The Saturday between Good Friday and Easter Sunday . . . it seems to be a time that gets little reference. Sometimes I wonder why we treat it as so insignificant.
It certainly wasn't insignificant for Jesus' disciple. Everything they had known for the last three years was thrown into confusion.
They were in between and left with what seemed like no hope. They didn't know what was coming. That Saturday, all they knew was that Jesus had been crucified and was dead.
And along with that went their dreams, their plans, their hope.
It's not a place we like to sit, because it's unpleasant. It's hard. It's dark. It's scary. We don't like to dwell on those things unless we know something good is coming.
So, we quickly jump to the resurrection. We want to jump right to the good - jump over the bad.
But in doing so, I think we miss some lessons that can only be learned in those in-between times.
If we're really honest, we can probably all share our own stories of living in the in-between. Of living in-between the death of something good and the start of something new.
We can identify more with the disciples on Saturday than we care to. We know what it's like to lose hope. To walk the hard, dark road.
That road may look different for each of us based on our own life experiences, but we've walked the road ourselves.
And looking back, we see all that we learned in those times. We see the lessons learned in the in-between. We see how we have become who we are from those times in our lives.
I would guess that each of the disciples was shaped by that time in between - when they learned the full truth of who Jesus was and what He had come to do.

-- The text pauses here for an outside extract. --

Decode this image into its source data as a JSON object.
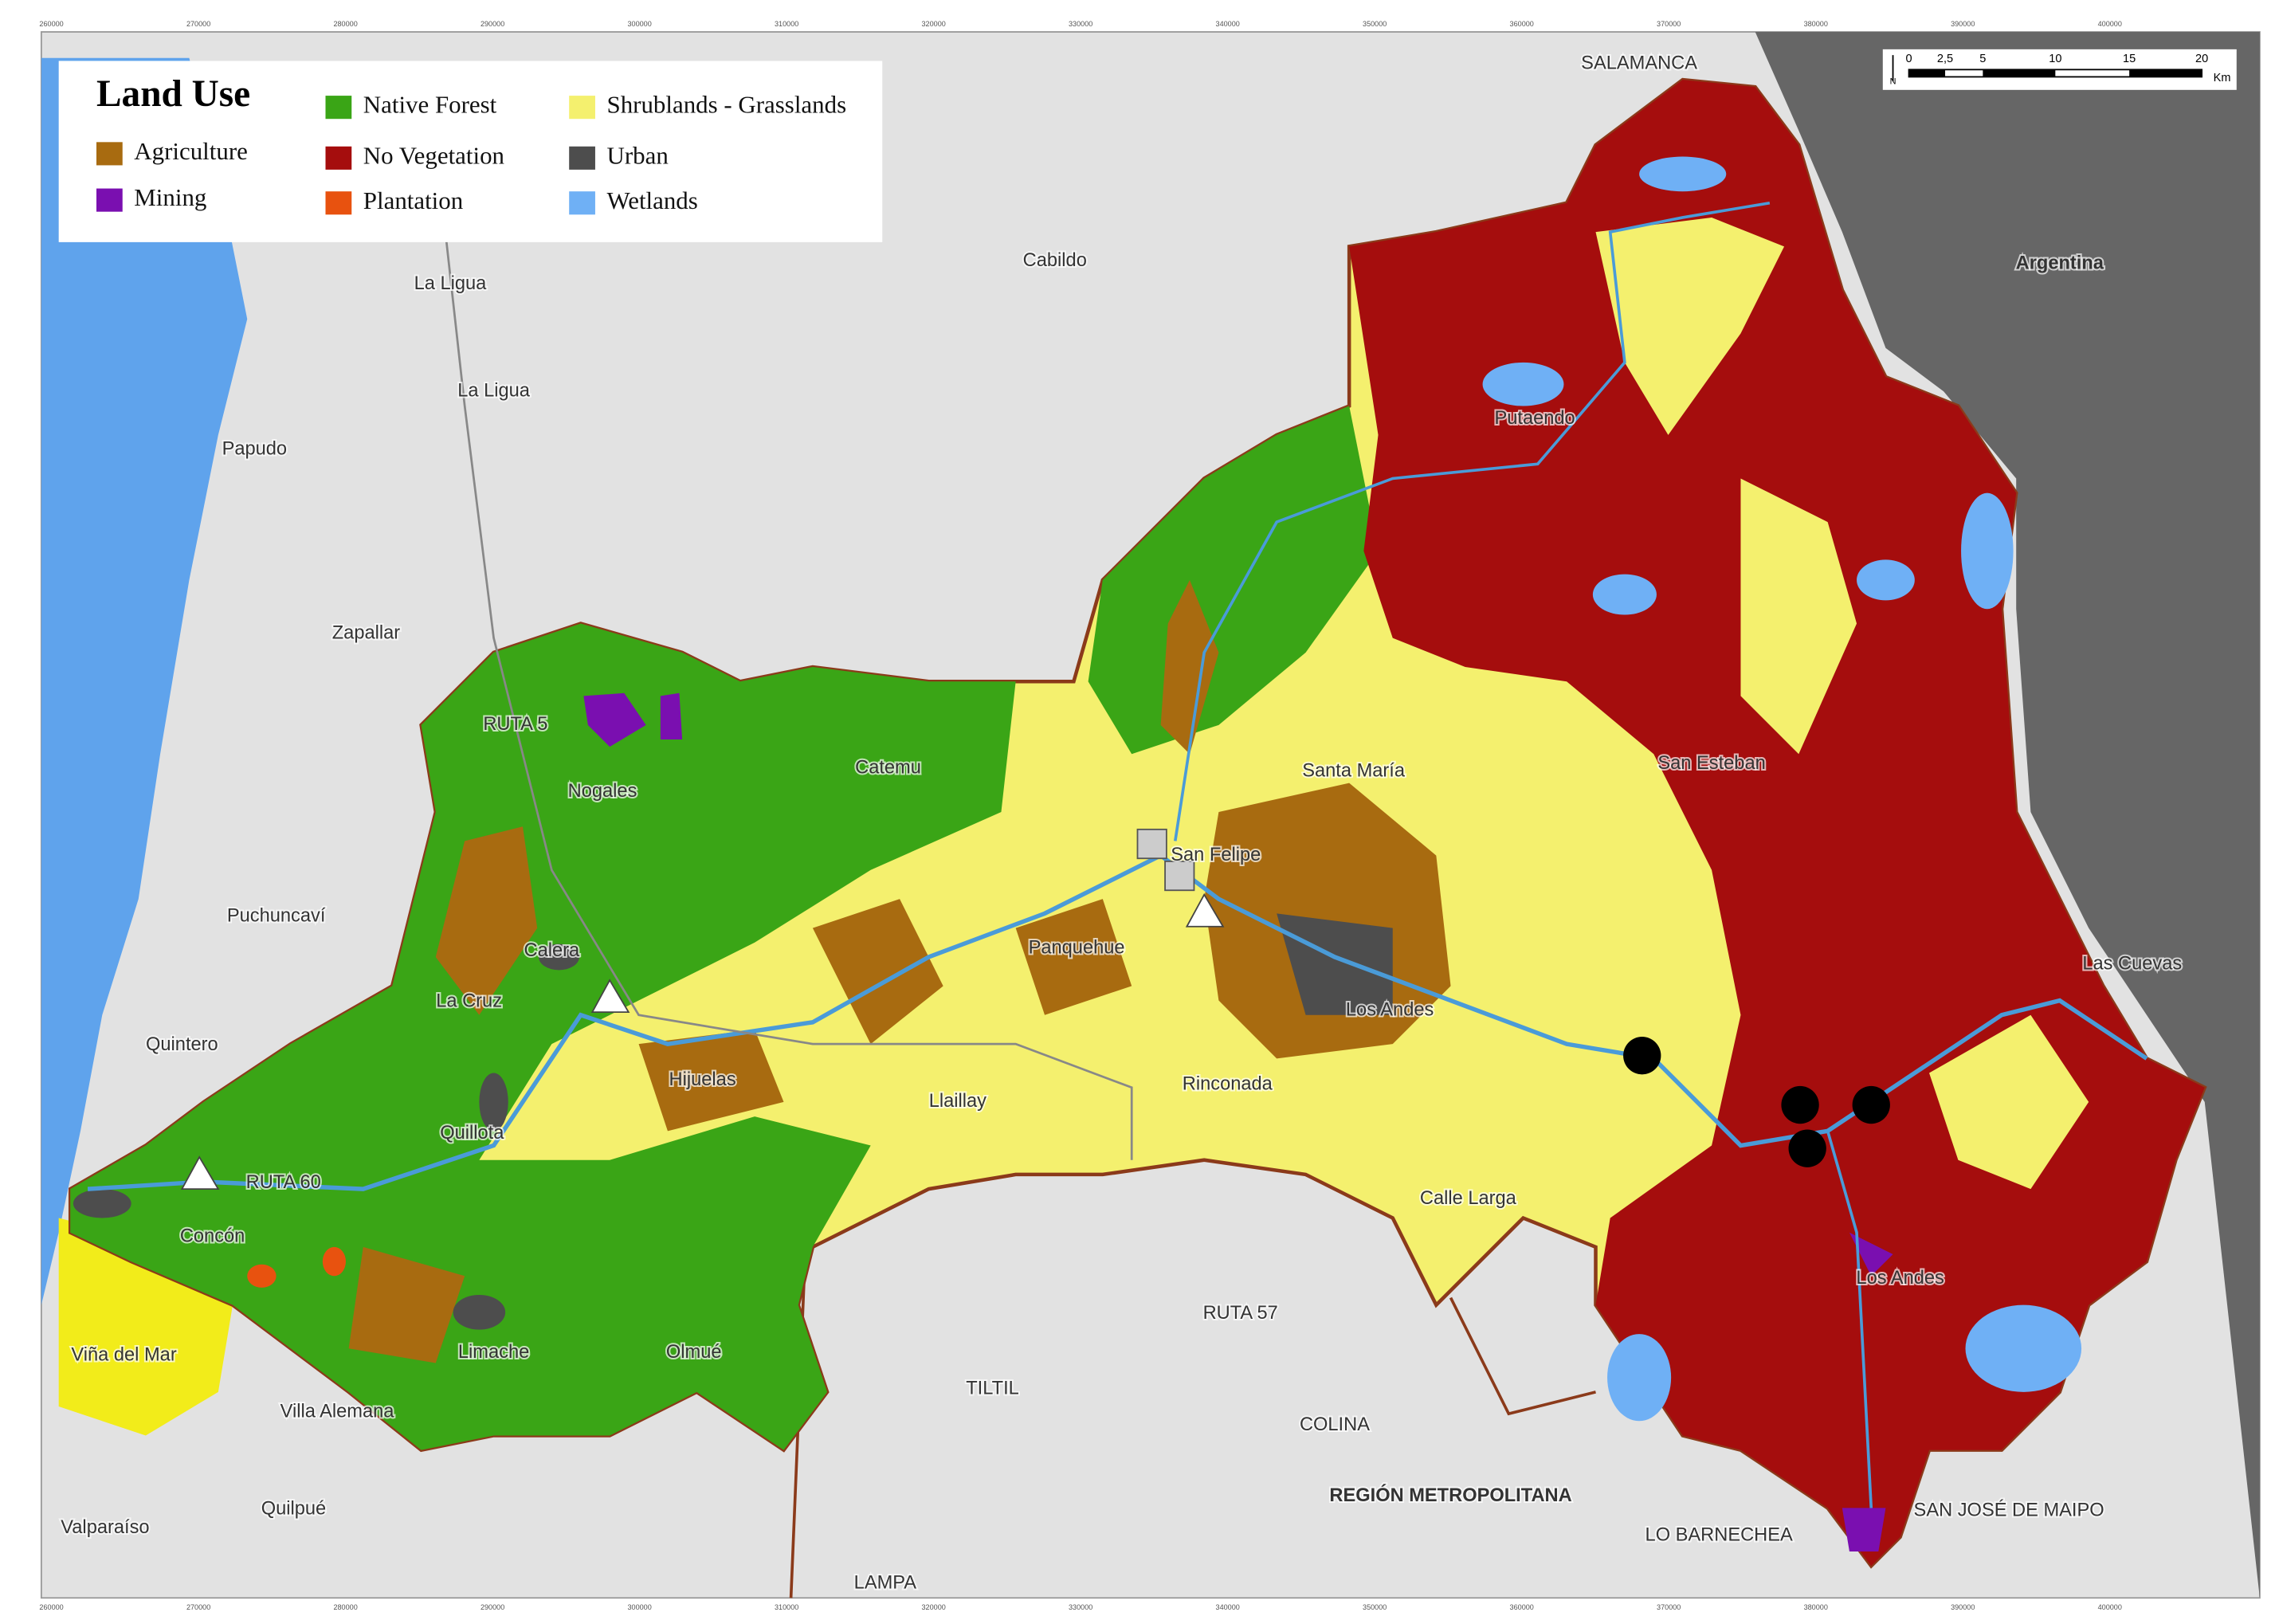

We are profoundly shaped by what we learn in the in-between.
Maybe we need to become better at learning to pause in those times. And maybe we can learn to do that better by pausing on the Saturday between Good Friday and Easter Sunday and remembering what it must have been like for Jesus' disciples and friends on that day.
If we take the time to do that, it makes Easter Sunday an even greater reason to celebrate. We've felt the loss of hope and now we can celebrate the fullness of greater hope than we could ever have comprehended without the time in-between.
How do you do at living life in the in-between?
Have you learned lessons that have shaped who you are today in the in-between?